Melanocytes are cells that specialize in producing melanin pigments, responsible for the color of the skin and hair. They are typically located in the basal layer of the epidermis and in hair follicles where they are originated from a population of stem cells, known as melanocyte stem cells.

However, the coloration of hair and skin is not determined by the number of melanocytes, but by how active these cells are. Melanin is packaged and delivered to keratinocytes (another type of skin cells) by melanosomes whose formation, maturation, and trafficking are crucial to pigmentation, and therefore, defects in this process lead to depigmentation [1].

Stress and Grey hair

Although hair greying is associated with aging due to the gradual decrease in the number of newly generated melanocytes from melanocyte stem cells, stress has also been shown to play a role in this process.
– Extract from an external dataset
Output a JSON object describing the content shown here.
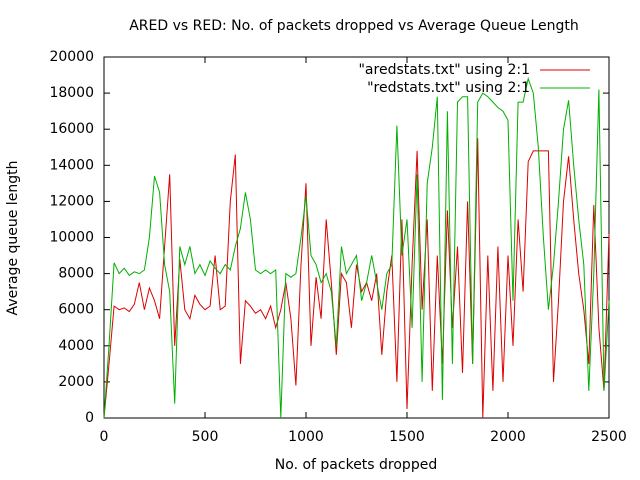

Noradrenaline (norepinephrine) is a neurotransmitter secreted by the adrenal medulla and the sympathetic nerves in response to stress by increasing arousal and alertness, promoting vigilance, and enhancing memory formation and retrieval.

Recently, a link between Noradrenaline and hair greying was established. The study showed that Noradrenaline causes a loss of melanocyte stem cells leading to hair greying. As sympathetic nerves extend to hair follicles, their release of noradrenaline in response to stress leads to increased differentiation of melanocytes stem cells into melanocytes and their migration away from their reserve in the hair follicle.

Therefore, this noradrenaline-dependent change results in a decreased release of new pigment cells, and thus, new hair becomes grey, and then white [2]. 


Hair greying is associated with age and is also due to stress conditions that result in the secretion of noradrenaline by sympathetic nerves into hair follicles, leading to the migration of melanocytes stem cells away from their reserve in the hair follicle.


[1] Lin, J.Y. and Fisher, D.E., 2007. Melanocyte biology and skin pigmentation. Nature445(7130), pp.843-850.

[2] Zhang, B., Ma, S., Rachmin, I., He, M., Baral, P., Choi, S., Gonçalves, W.A., Shwartz, Y., Fast, E.M., Su, Y. and Zon, L.I., 2020. Hyperactivation of sympathetic nerves drives depletion of melanocyte stem cells. Nature577(7792), pp.676-681.